2. Medical Emergencies & Medical Treatment
- What protocols and procedures does the facility have in place to manage medical emergencies?
- Most catteries have a relationship with a vet that is in close proximity to the facility. Some facilities may even have a vet on site. At Cats in the City, your cat will always be in the care of our Vetwest healthcare professionals.
- Are the staff at the facility trained in pet first aid?
- How will costs be managed for medical treatment?
- If your cat is on medication or needs treatment during its stay at the cattery, are they able to provide adequate medical care?
- Ensure your cat’s vaccinations are up to date and bring the vaccination record on the day you drop your pet off. We recommend you check your cat’s vaccination status well in advance with your vet to make sure it’s up to date and your cat will be accepted in the boarding facility.
3. Enclosures and play areas
- How often do the enclosures get cleaned?
- Are there any unpleasant or abnormal aromas present?
- Is bedding provided and is it clean and dry? Can you bring your pet’s own bedding and toys to help them settle in to the new environment?
- Are the enclosures climate controlled?
- Is the enclosure safe and secure? Ensure there is nowhere your pet could hurt itself or escape.

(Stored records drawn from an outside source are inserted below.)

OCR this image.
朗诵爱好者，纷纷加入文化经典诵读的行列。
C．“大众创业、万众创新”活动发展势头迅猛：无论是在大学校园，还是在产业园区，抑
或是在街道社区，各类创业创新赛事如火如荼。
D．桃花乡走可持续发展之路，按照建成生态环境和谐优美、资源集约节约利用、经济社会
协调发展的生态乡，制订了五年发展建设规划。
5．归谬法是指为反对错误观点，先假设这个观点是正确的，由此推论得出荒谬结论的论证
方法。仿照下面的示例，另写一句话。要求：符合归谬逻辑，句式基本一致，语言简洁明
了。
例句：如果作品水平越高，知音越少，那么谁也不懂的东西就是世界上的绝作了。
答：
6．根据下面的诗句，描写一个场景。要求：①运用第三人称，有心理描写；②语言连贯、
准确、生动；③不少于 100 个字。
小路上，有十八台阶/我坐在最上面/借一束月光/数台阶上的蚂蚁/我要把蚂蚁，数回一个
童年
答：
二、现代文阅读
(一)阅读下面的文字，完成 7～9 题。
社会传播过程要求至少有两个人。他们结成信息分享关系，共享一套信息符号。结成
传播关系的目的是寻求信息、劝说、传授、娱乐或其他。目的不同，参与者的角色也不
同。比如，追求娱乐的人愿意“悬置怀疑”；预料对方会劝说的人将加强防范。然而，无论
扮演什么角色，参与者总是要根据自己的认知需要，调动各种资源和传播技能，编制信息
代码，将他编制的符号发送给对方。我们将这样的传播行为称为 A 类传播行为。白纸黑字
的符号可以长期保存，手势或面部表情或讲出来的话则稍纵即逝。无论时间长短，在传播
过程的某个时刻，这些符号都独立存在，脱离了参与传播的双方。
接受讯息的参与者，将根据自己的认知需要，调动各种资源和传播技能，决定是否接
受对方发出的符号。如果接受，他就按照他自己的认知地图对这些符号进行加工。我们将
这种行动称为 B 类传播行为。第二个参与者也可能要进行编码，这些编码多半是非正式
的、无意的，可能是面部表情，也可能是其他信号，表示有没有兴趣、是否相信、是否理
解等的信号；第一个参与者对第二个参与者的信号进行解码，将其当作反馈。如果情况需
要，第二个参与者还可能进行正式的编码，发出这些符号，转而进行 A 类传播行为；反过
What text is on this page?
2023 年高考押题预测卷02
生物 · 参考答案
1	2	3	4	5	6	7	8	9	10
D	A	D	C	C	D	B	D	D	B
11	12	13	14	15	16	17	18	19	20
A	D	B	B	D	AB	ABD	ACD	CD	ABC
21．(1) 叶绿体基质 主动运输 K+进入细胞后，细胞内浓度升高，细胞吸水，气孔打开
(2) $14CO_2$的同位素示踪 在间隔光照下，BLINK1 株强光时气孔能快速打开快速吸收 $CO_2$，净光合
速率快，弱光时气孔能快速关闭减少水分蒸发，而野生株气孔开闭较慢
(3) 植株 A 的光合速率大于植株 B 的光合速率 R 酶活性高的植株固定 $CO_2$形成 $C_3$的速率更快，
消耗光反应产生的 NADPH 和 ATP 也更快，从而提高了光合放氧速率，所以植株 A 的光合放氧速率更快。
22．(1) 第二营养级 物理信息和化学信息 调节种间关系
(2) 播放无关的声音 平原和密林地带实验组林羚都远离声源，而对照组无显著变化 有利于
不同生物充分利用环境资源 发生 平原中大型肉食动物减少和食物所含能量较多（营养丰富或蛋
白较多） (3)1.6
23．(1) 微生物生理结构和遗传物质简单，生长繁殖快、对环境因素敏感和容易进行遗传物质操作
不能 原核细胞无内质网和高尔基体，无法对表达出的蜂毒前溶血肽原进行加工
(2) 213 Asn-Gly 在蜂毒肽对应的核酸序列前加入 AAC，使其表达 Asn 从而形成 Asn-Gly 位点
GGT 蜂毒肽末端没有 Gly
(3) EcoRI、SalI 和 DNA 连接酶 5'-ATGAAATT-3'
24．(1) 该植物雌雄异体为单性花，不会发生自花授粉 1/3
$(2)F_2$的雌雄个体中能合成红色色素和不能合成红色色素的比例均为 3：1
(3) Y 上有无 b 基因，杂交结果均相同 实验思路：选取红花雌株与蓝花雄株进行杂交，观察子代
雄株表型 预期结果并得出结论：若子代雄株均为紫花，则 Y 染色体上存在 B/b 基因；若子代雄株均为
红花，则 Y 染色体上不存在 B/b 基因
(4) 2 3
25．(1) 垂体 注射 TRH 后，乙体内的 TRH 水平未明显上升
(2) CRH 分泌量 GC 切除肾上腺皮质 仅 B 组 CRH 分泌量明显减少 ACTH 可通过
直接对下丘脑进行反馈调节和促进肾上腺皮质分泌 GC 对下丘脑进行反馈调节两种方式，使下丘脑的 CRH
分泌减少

- Does the enclosure have enough space to allow your cat to turn around, move, stretch, and fully rest? Your cat should be boarded in an enclosure by itself and not be left alone with unfamiliar cats in the same enclosure (unless they live in the same household and are used to spending time together in small confined areas).
- Are cats housed away from dogs? Make sure dogs can't access the cat boarding area.
- How will the facility identify your pet? Make sure your pet's microchip is up to date and your cat has a collar with ID and contact details.
- The play area should be clean and a good size.
- Is the play area enriched with toys and activity items to keep your cat occupied?
- Will the area be shared with other cats? If so, how many will there be at one time? Exercising cats in play areas is often just one cat at a time because most cats don’t like hanging out with other cats they don’t know.
- Some catteries charge extra for play time – make sure you consider this when booking.
4. Diet and Food Hygiene
- What food does the boarding facility feeds its guests? If you prefer your cat to be fed its own diet, we suggest you bring some of their food and feeding instructions when your drop off your cat.
- How often your pet will be fed and when?
- Is there fresh water accessible in the enclosures?
- Are spaces clean and hygienic.
5. Daily routine & behaviour management
- Give the staff any tips on managing stress for your cat.
- Do they have webcams? Cats in the City has dedicated ‘kitty cams’, which allow you to see your pet from anywhere with internet access.